Sen. Kamala Harris said she planned to take gun control into her own hands if elected president, promising a slate of executive actions in a CNN town hall Monday night if Congress does not “get their act together” in a 100-day period to “pass reasonable gun safety laws.”
Harris’s plan, which she said would be one of her first acts as president if Congress doesn't act, works to effectively go around Congress, using executive power to make strides on gun control in places where previous administrations have stalled.
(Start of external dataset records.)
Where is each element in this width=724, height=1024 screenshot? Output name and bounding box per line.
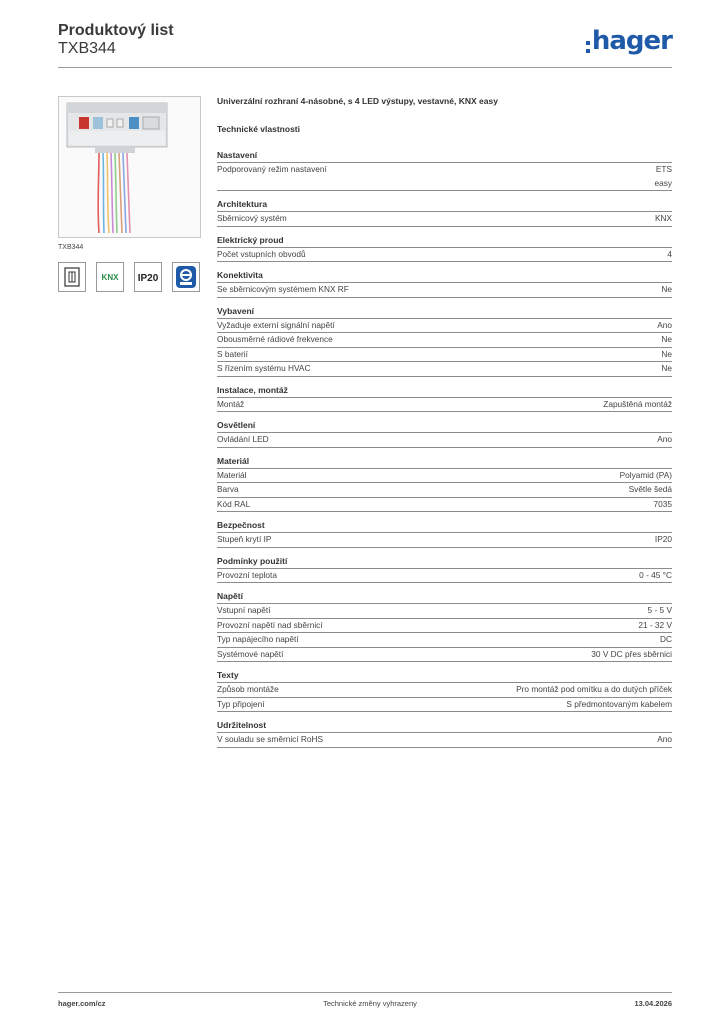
section-title: Osvětlení	[217, 419, 672, 433]
spec-section	[217, 269, 672, 298]
spec-row	[217, 248, 672, 263]
spec-label: Provozní teplota	[217, 569, 277, 580]
page-header	[58, 22, 672, 68]
spec-label: Způsob montáže	[217, 684, 279, 694]
spec-row	[217, 648, 672, 663]
spec-value: 0 - 45 °C	[639, 569, 672, 580]
spec-label: Vstupní napětí	[217, 605, 271, 615]
spec-row	[217, 212, 672, 227]
spec-value: Pro montáž pod omítku a do dutých příček	[516, 684, 672, 694]
spec-row	[217, 498, 672, 513]
section-title: Architektura	[217, 198, 672, 212]
spec-section	[217, 305, 672, 377]
spec-section	[217, 419, 672, 448]
spec-row	[217, 683, 672, 698]
spec-row	[217, 283, 672, 298]
spec-row	[217, 433, 672, 448]
spec-row	[217, 483, 672, 498]
device-symbol-icon	[58, 262, 86, 292]
spec-value: DC	[660, 634, 672, 644]
easy-icon	[172, 262, 200, 292]
spec-value: Ne	[661, 284, 672, 294]
spec-section	[217, 455, 672, 513]
spec-value: Ano	[657, 434, 672, 444]
spec-row	[217, 362, 672, 377]
spec-section	[217, 519, 672, 548]
spec-section	[217, 198, 672, 227]
spec-row	[217, 533, 672, 548]
spec-row	[217, 633, 672, 648]
section-title: Napětí	[217, 590, 672, 604]
logo-dots	[586, 41, 591, 53]
spec-value: ETS easy	[654, 164, 672, 188]
section-title: Udržitelnost	[217, 719, 672, 733]
spec-value: 21 - 32 V	[638, 619, 672, 630]
spec-value: KNX	[654, 213, 672, 223]
spec-sections	[217, 149, 672, 748]
spec-row	[217, 348, 672, 363]
spec-value: Ne	[661, 363, 672, 373]
spec-label: Provozní napětí nad sběrnicí	[217, 619, 323, 630]
spec-label: V souladu se směrnicí RoHS	[217, 734, 324, 744]
tech-properties-heading: Technické vlastnosti	[217, 124, 300, 134]
spec-value: 30 V DC přes sběrnici	[591, 648, 672, 659]
spec-section	[217, 590, 672, 662]
spec-row	[217, 604, 672, 619]
spec-label: Vyžaduje externí signální napětí	[217, 319, 335, 330]
spec-value: 7035	[653, 498, 672, 509]
section-title: Elektrický proud	[217, 234, 672, 248]
spec-label: Podporovaný režim nastavení	[217, 164, 327, 174]
spec-row	[217, 733, 672, 748]
spec-label: Obousměrné rádiové frekvence	[217, 334, 333, 344]
spec-label: Ovládání LED	[217, 434, 269, 444]
spec-row	[217, 569, 672, 584]
knx-icon	[96, 262, 124, 292]
product-code: TXB344	[58, 40, 116, 57]
spec-value: Ne	[661, 334, 672, 344]
spec-value: Ano	[657, 319, 672, 330]
spec-section	[217, 234, 672, 263]
section-title: Texty	[217, 669, 672, 683]
section-title: Nastavení	[217, 149, 672, 163]
spec-value: Světle šedá	[628, 484, 672, 494]
product-description: Univerzální rozhraní 4-násobné, s 4 LED výstupy, vestavné, KNX easy	[217, 96, 498, 106]
footer-date: 13.04.2026	[634, 999, 672, 1008]
page-footer	[58, 992, 672, 1008]
section-title: Bezpečnost	[217, 519, 672, 533]
spec-section	[217, 555, 672, 584]
spec-value: S předmontovaným kabelem	[566, 698, 672, 709]
spec-row	[217, 619, 672, 634]
section-title: Konektivita	[217, 269, 672, 283]
spec-row	[217, 398, 672, 413]
svg-text:IP20: IP20	[137, 273, 159, 284]
section-title: Materiál	[217, 455, 672, 469]
spec-value: Zapuštěná montáž	[603, 398, 672, 409]
image-caption: TXB344	[58, 244, 84, 251]
spec-label: Montáž	[217, 398, 245, 409]
product-image	[58, 96, 201, 238]
spec-row	[217, 469, 672, 484]
certification-icons	[58, 262, 200, 292]
spec-section	[217, 149, 672, 191]
ip20-icon	[134, 262, 162, 292]
svg-text:KNX: KNX	[101, 273, 119, 282]
spec-label: Typ napájecího napětí	[217, 634, 299, 644]
spec-value: Polyamid (PA)	[619, 469, 672, 480]
spec-value: Ano	[657, 734, 672, 744]
spec-label: S řízením systému HVAC	[217, 363, 311, 373]
spec-row	[217, 163, 672, 191]
spec-label: Barva	[217, 484, 239, 494]
spec-label: Sběrnicový systém	[217, 213, 287, 223]
section-title: Vybavení	[217, 305, 672, 319]
spec-value: 5 - 5 V	[647, 605, 672, 615]
spec-content	[217, 95, 672, 755]
spec-row	[217, 698, 672, 713]
section-title: Instalace, montáž	[217, 384, 672, 398]
spec-section	[217, 669, 672, 712]
spec-label: Materiál	[217, 469, 247, 480]
footer-website-link[interactable]: hager.com/cz	[58, 999, 106, 1008]
spec-label: Typ připojení	[217, 698, 265, 709]
spec-label: Kód RAL	[217, 498, 251, 509]
spec-section	[217, 719, 672, 748]
spec-label: Se sběrnicovým systémem KNX RF	[217, 284, 349, 294]
spec-row	[217, 319, 672, 334]
spec-label: S baterií	[217, 348, 248, 359]
spec-label: Počet vstupních obvodů	[217, 248, 306, 259]
spec-label: Systémové napětí	[217, 648, 284, 659]
section-title: Podmínky použití	[217, 555, 672, 569]
footer-note: Technické změny vyhrazeny	[323, 999, 417, 1008]
spec-value: 4	[667, 248, 672, 259]
spec-value: Ne	[661, 348, 672, 359]
spec-row	[217, 333, 672, 348]
hager-logo: hager	[586, 26, 672, 56]
spec-section	[217, 384, 672, 413]
spec-value: IP20	[654, 534, 672, 544]
spec-label: Stupeň krytí IP	[217, 534, 272, 544]
document-title: Produktový list	[58, 22, 174, 39]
Harris said she would mandate universal background checks on anyone selling more than five guns a year, ending a loophole that allows private gun sellers to bypass background checks on 1 in 5 gun sales nationwide, bar people classified as fugitives from buying guns. She would also, her campaign said, close a loophole in federal law that allows perpetrators of domestic violence to keep their guns if they are not married to their partner.
Harris’s plan, framed specifically around circumventing Congress through executive power, is a sign of an electorate that is weary of congressional inaction. Both President Donald Trump and former president Barack Obama turned increasingly to executive action to accomplish some of their signature policy proposals.
Obama, for his part, hit a dead end when he tried to get gun control measures, like an assault weapons ban, through Congress in the wake of mass shootings like the one at Sandy Hook Elementary School.
“People are fed up with the inaction on this issue. They want it done already,” said Kris Brown, the president of Brady, a bipartisan gun control organization that does not endorse candidates.
Harris, Brown said, is “bypassing the stranglehold that a tiny minority of [Congress] members can exert to stop action on a measure that almost every American think is a good idea.”
In a memo outlining the plan to BuzzFeed News, Harris’s campaign said she would push to take gun manufacturers and dealers to court if they are negligent or break state and local laws. A 2005 federal law, the Protection of Commerce in Arms Act, has put up barriers to those kinds of civil lawsuits, but Harris’s campaign said she would work around that law.
Any attempt to use executive power to crack down on gun manufacturers and gun ownership would likely be met with legal challenges from the gun rights lobby. Trump’s attempts to ban the sale of bump stocks using executive power was swiftly challenged in court by bump stock owners and gun rights advocates, in a case that is set to go in front of the Supreme Court.